As at the date of this notice, the Board comprises one executive Director, namely Mr. Wong Ka Chun Michael; four non-executive Directors, namely Mr. Yao Qingqi, Ms. Chong Yah Lien, Ms. Li Ka Wa Helen and Mr. Lau Ka On David; and three independent non-executive Directors, namely Mr. Wong Yuk Woo Louis, Mr. Chung Siu Wah and Ms. Chan Ka Lai Vanessa.

Notes:

  1. Any member of the Company entitled to attend and vote at the EGM is entitled to appoint another person as his proxy to attend and vote instead of him. Any member of the Company who is the holder of two or more Shares may appoint more than one proxy to represent him and vote on his behalf. A proxy need not be a member of the Company. If more than one proxy is so appointed, the appointment shall specify the number and class of shares of the Company in respect of which each such proxy is so appointed.

  2. A proxy form is enclosed with this circular. To be valid, the proxy form, together with a power of attorney or other authority, if any, under which it is signed or a notarially certified copy thereof, must be lodged with the Company’s branch share registrar and transfer office in Hong Kong, Tricor Investor Services Limited at Level 54, Hopewell Centre, 183 Queen’s Road East, Hong Kong by 10 a.m. on Wednesday, 13 October 2021 or not less than 48 hours before the time appointed for holding the EGM or any adjournment thereof. Completion and return of the proxy form will not preclude a member from attending and voting in person at the EGM.

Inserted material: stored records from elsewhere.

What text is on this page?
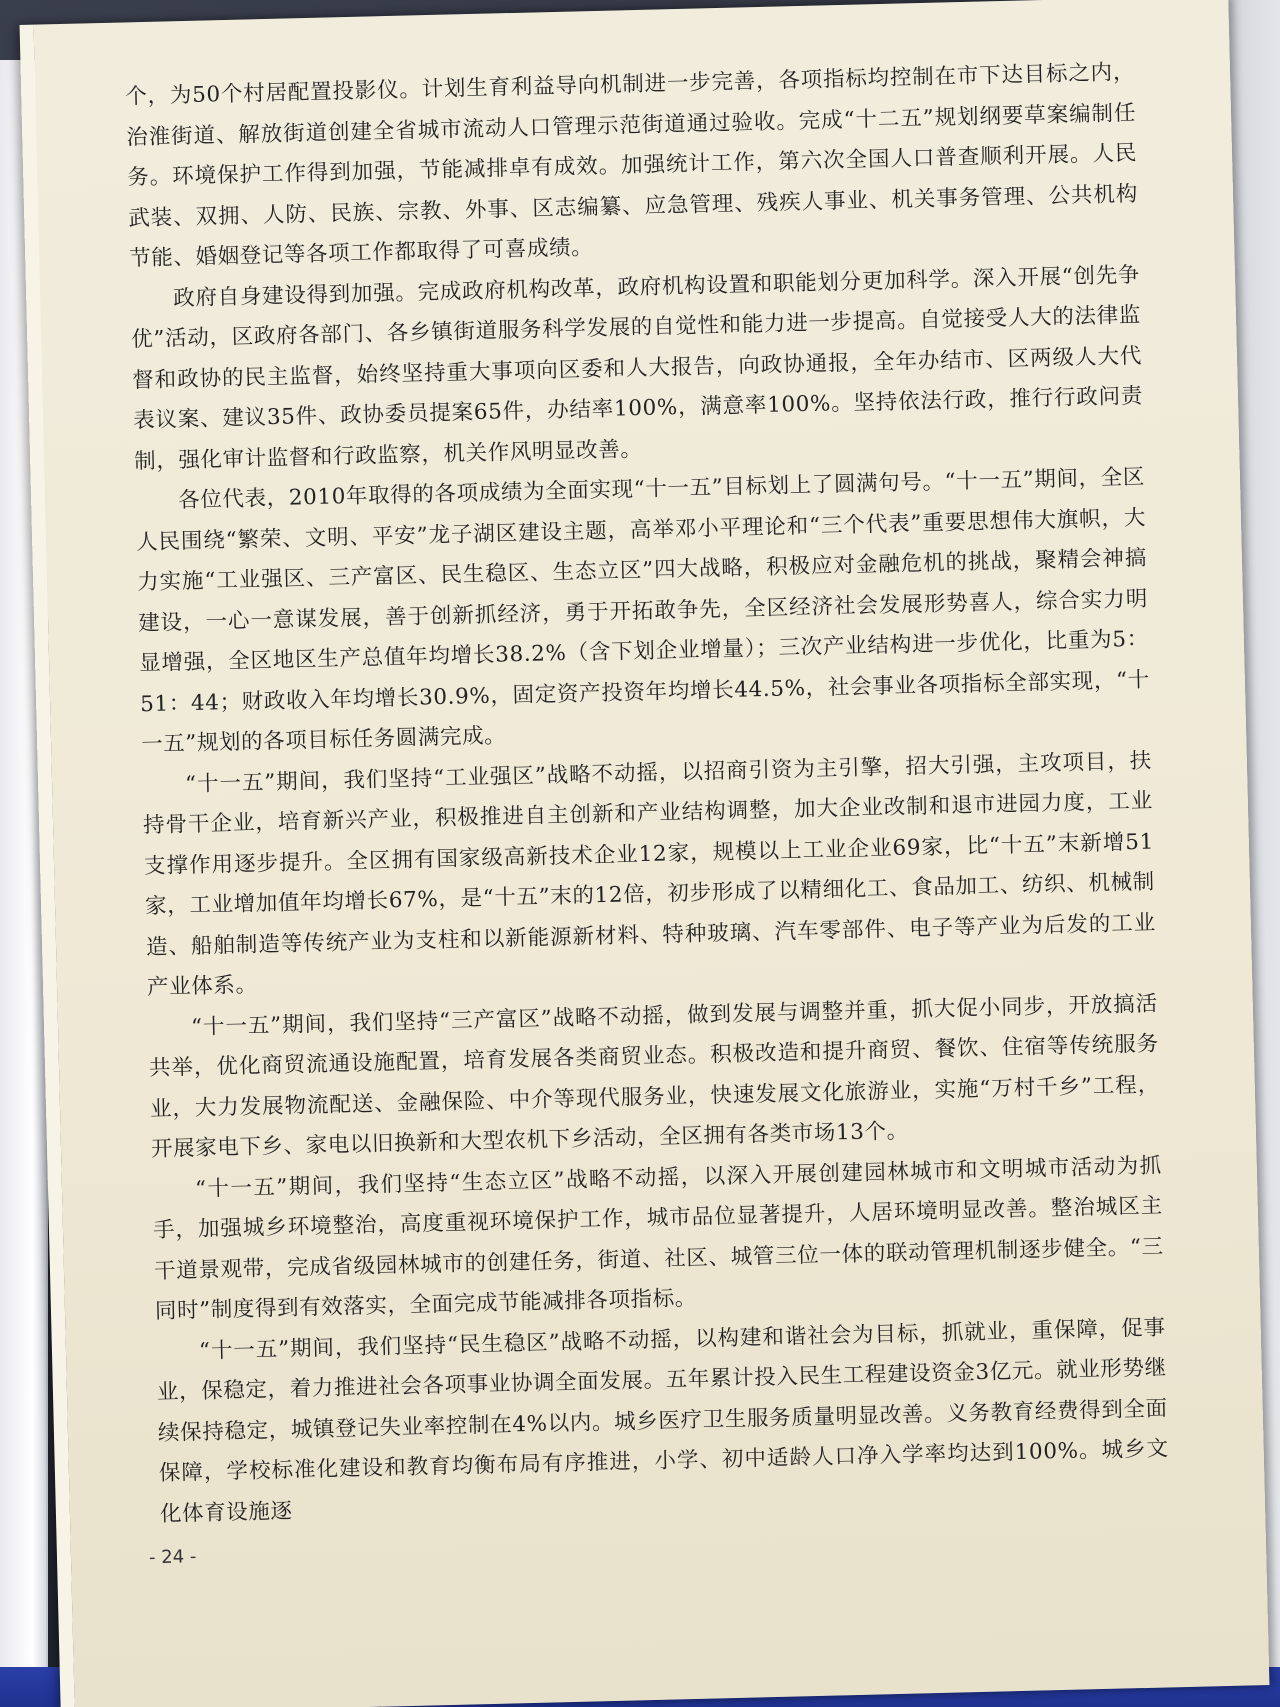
个，为50个村居配置投影仪。计划生育利益导向机制进一步完善，各项指标均控制在市下达目标之内，治淮街道、解放街道创建全省城市流动人口管理示范街道通过验收。完成“十二五”规划纲要草案编制任务。环境保护工作得到加强，节能减排卓有成效。加强统计工作，第六次全国人口普查顺利开展。人民武装、双拥、人防、民族、宗教、外事、区志编纂、应急管理、残疾人事业、机关事务管理、公共机构节能、婚姻登记等各项工作都取得了可喜成绩。

政府自身建设得到加强。完成政府机构改革，政府机构设置和职能划分更加科学。深入开展“创先争优”活动，区政府各部门、各乡镇街道服务科学发展的自觉性和能力进一步提高。自觉接受人大的法律监督和政协的民主监督，始终坚持重大事项向区委和人大报告，向政协通报，全年办结市、区两级人大代表议案、建议35件、政协委员提案65件，办结率100%，满意率100%。坚持依法行政，推行行政问责制，强化审计监督和行政监察，机关作风明显改善。

各位代表，2010年取得的各项成绩为全面实现“十一五”目标划上了圆满句号。“十一五”期间，全区人民围绕“繁荣、文明、平安”龙子湖区建设主题，高举邓小平理论和“三个代表”重要思想伟大旗帜，大力实施“工业强区、三产富区、民生稳区、生态立区”四大战略，积极应对金融危机的挑战，聚精会神搞建设，一心一意谋发展，善于创新抓经济，勇于开拓敢争先，全区经济社会发展形势喜人，综合实力明显增强，全区地区生产总值年均增长38.2%（含下划企业增量）；三次产业结构进一步优化，比重为5：51：44；财政收入年均增长30.9%，固定资产投资年均增长44.5%，社会事业各项指标全部实现，“十一五”规划的各项目标任务圆满完成。

“十一五”期间，我们坚持“工业强区”战略不动摇，以招商引资为主引擎，招大引强，主攻项目，扶持骨干企业，培育新兴产业，积极推进自主创新和产业结构调整，加大企业改制和退市进园力度，工业支撑作用逐步提升。全区拥有国家级高新技术企业12家，规模以上工业企业69家，比“十五”末新增51家，工业增加值年均增长67%，是“十五”末的12倍，初步形成了以精细化工、食品加工、纺织、机械制造、船舶制造等传统产业为支柱和以新能源新材料、特种玻璃、汽车零部件、电子等产业为后发的工业产业体系。

“十一五”期间，我们坚持“三产富区”战略不动摇，做到发展与调整并重，抓大促小同步，开放搞活共举，优化商贸流通设施配置，培育发展各类商贸业态。积极改造和提升商贸、餐饮、住宿等传统服务业，大力发展物流配送、金融保险、中介等现代服务业，快速发展文化旅游业，实施“万村千乡”工程，开展家电下乡、家电以旧换新和大型农机下乡活动，全区拥有各类市场13个。

“十一五”期间，我们坚持“生态立区”战略不动摇，以深入开展创建园林城市和文明城市活动为抓手，加强城乡环境整治，高度重视环境保护工作，城市品位显著提升，人居环境明显改善。整治城区主干道景观带，完成省级园林城市的创建任务，街道、社区、城管三位一体的联动管理机制逐步健全。“三同时”制度得到有效落实，全面完成节能减排各项指标。

“十一五”期间，我们坚持“民生稳区”战略不动摇，以构建和谐社会为目标，抓就业，重保障，促事业，保稳定，着力推进社会各项事业协调全面发展。五年累计投入民生工程建设资金3亿元。就业形势继续保持稳定，城镇登记失业率控制在4%以内。城乡医疗卫生服务质量明显改善。义务教育经费得到全面保障，学校标准化建设和教育均衡布局有序推进，小学、初中适龄人口净入学率均达到100%。城乡文化体育设施逐

- 24 -
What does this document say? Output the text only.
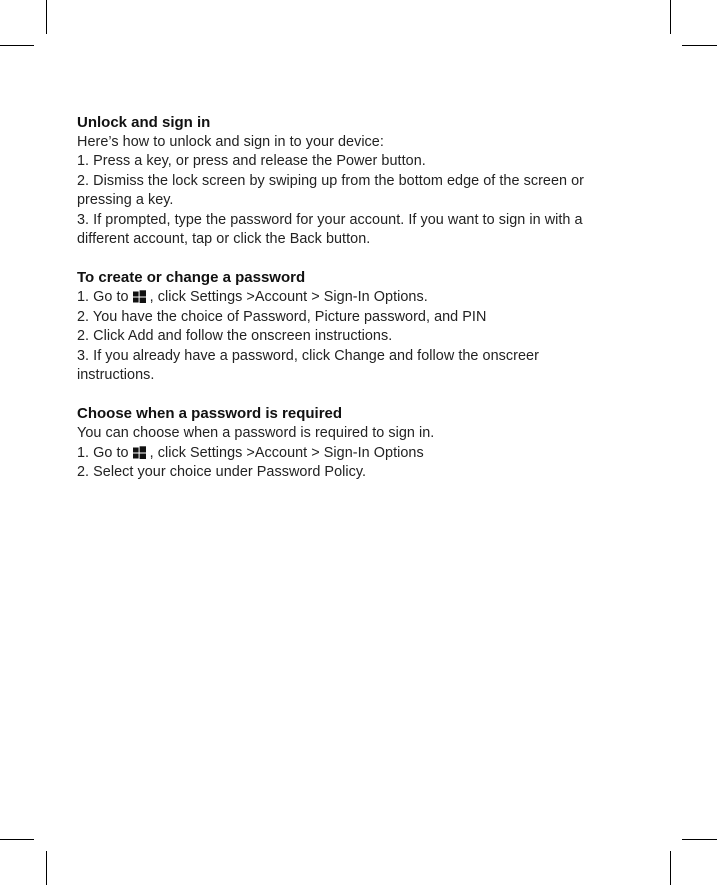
Unlock and sign in

Here’s how to unlock and sign in to your device:

1. Press a key, or press and release the Power button.

2. Dismiss the lock screen by swiping up from the bottom edge of the screen or

pressing a key.

3. If prompted, type the password for your account. If you want to sign in with a

different account, tap or click the Back button.

To create or change a password

1. Go to , click Settings >Account > Sign-In Options.

2. You have the choice of Password, Picture password, and PIN

2. Click Add and follow the onscreen instructions.

3. If you already have a password, click Change and follow the onscreer

instructions.

Choose when a password is required

You can choose when a password is required to sign in.

1. Go to , click Settings >Account > Sign-In Options

2. Select your choice under Password Policy.
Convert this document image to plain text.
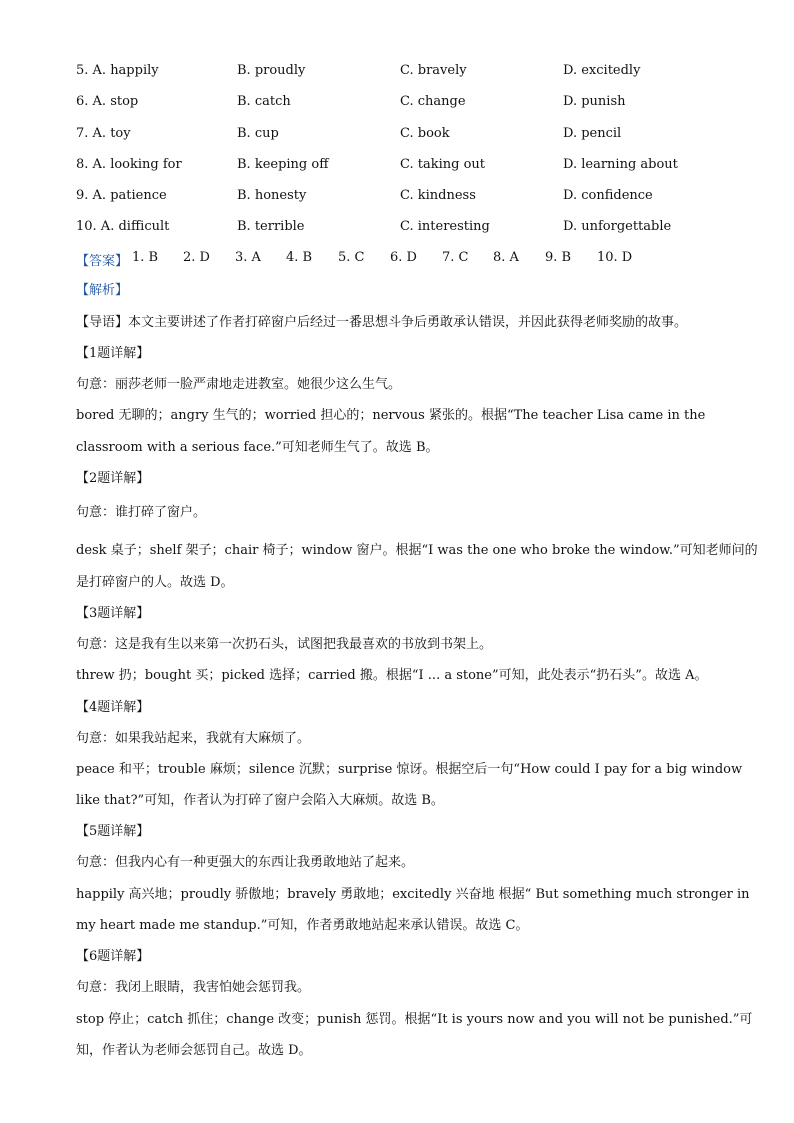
5. A. happily	B. proudly	C. bravely	D. excitedly
6. A. stop	B. catch	C. change	D. punish
7. A. toy	B. cup	C. book	D. pencil
8. A. looking for	B. keeping off	C. taking out	D. learning about
9. A. patience	B. honesty	C. kindness	D. confidence
10. A. difficult	B. terrible	C. interesting	D. unforgettable
【答案】 1. B 2. D 3. A 4. B 5. C 6. D 7. C 8. A 9. B 10. D
【解析】
【导语】本文主要讲述了作者打碎窗户后经过一番思想斗争后勇敢承认错误，并因此获得老师奖励的故事。
【1题详解】
句意：丽莎老师一脸严肃地走进教室。她很少这么生气。
bored 无聊的；angry 生气的；worried 担心的；nervous 紧张的。根据“The teacher Lisa came in the
classroom with a serious face.”可知老师生气了。故选 B。
【2题详解】
句意：谁打碎了窗户。
desk 桌子；shelf 架子；chair 椅子；window 窗户。根据“I was the one who broke the window.”可知老师问的
是打碎窗户的人。故选 D。
【3题详解】
句意：这是我有生以来第一次扔石头，试图把我最喜欢的书放到书架上。
threw 扔；bought 买；picked 选择；carried 搬。根据“I ... a stone”可知，此处表示“扔石头”。故选 A。
【4题详解】
句意：如果我站起来，我就有大麻烦了。
peace 和平；trouble 麻烦；silence 沉默；surprise 惊讶。根据空后一句“How could I pay for a big window
like that?”可知，作者认为打碎了窗户会陷入大麻烦。故选 B。
【5题详解】
句意：但我内心有一种更强大的东西让我勇敢地站了起来。
happily 高兴地；proudly 骄傲地；bravely 勇敢地；excitedly 兴奋地 根据“ But something much stronger in
my heart made me standup.”可知，作者勇敢地站起来承认错误。故选 C。
【6题详解】
句意：我闭上眼睛，我害怕她会惩罚我。
stop 停止；catch 抓住；change 改变；punish 惩罚。根据“It is yours now and you will not be punished.”可
知，作者认为老师会惩罚自己。故选 D。
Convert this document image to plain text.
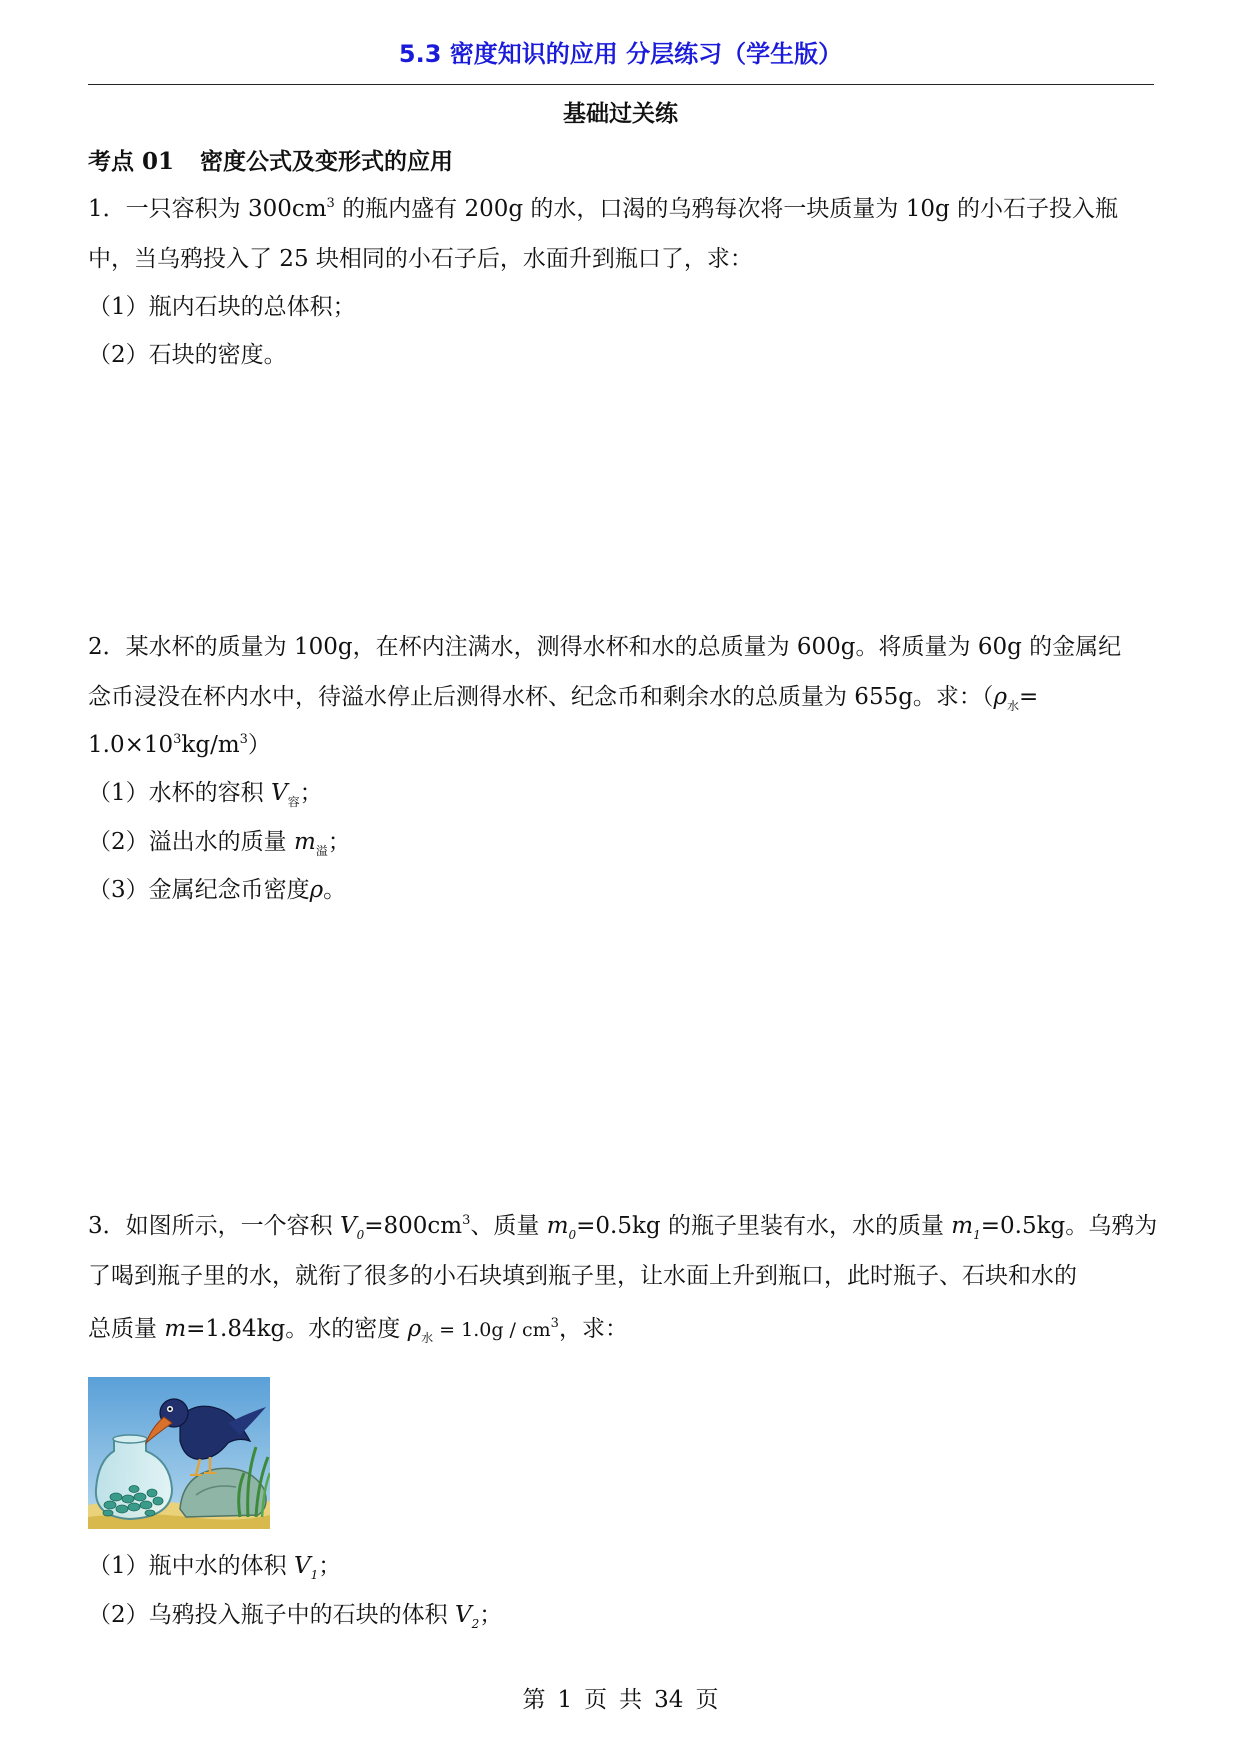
5.3 密度知识的应用 分层练习（学生版）
基础过关练
考点 01 密度公式及变形式的应用
1．一只容积为 $300cm^3$ 的瓶内盛有 200g 的水，口渴的乌鸦每次将一块质量为 10g 的小石子投入瓶
中，当乌鸦投入了 25 块相同的小石子后，水面升到瓶口了，求：
（1）瓶内石块的总体积；
（2）石块的密度。
2．某水杯的质量为 100g，在杯内注满水，测得水杯和水的总质量为 600g。将质量为 60g 的金属纪
念币浸没在杯内水中，待溢水停止后测得水杯、纪念币和剩余水的总质量为 655g。求：（$\rho_水=$
$1.0\times 10^3kg/m^3$）
（1）水杯的容积 $V_容$；
（2）溢出水的质量 $m_溢$；
（3）金属纪念币密度ρ。
3．如图所示，一个容积 $V_0=800cm^3$、质量 $m_0=0.5kg$ 的瓶子里装有水，水的质量 $m_1=0.5kg$。乌鸦为
了喝到瓶子里的水，就衔了很多的小石块填到瓶子里，让水面上升到瓶口，此时瓶子、石块和水的
总质量 m=1.84kg。水的密度 $\rho_水 = 1.0g / cm^3$，求：
（1）瓶中水的体积 $V_1$；
（2）乌鸦投入瓶子中的石块的体积 $V_2$；
第 1 页 共 34 页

  3. Where there are joint holders of any share, any one of such joint holder may vote, either in person or by proxy, in respect of such share as if he were solely entitled thereto, but if more than one of such joint holders be present at the EGM the vote of the senior who tenders a vote, whether in person or by proxy, shall be accepted to the exclusion of the votes of the other joint holders, and for this purpose seniority shall be determined by the order in which the names stand in the register of members of the Company in respect of the joint holding.

  4. Pursuant to Rule 13.39(4) of the Listing Rules, any votes of shareholders at a general meeting must be taken by poll (except for those relating purely to a procedural or administrative matter which may be voted on by a show of hands). Therefore, the ordinary resolution to be proposed at the EGM shall be voted by poll.

  5. For determining the entitlement to attend and vote at the EGM, the register of members of the Company will be closed from Thursday, 14 October 2021 to Friday, 15 October 2021, both days inclusive, during which period no transfers of shares will be effected. In order to be entitled to attend the EGM, all completed transfer documents accompanied by the relevant share certificates must be lodged with the Company’s Hong Kong branch share registrar and transfer office, Tricor Investor Services Limited, at Level 54, Hopewell Centre, 183 Queen’s Road East, Hong Kong not later than 4:30 p.m. on Wednesday, 13 October 2021.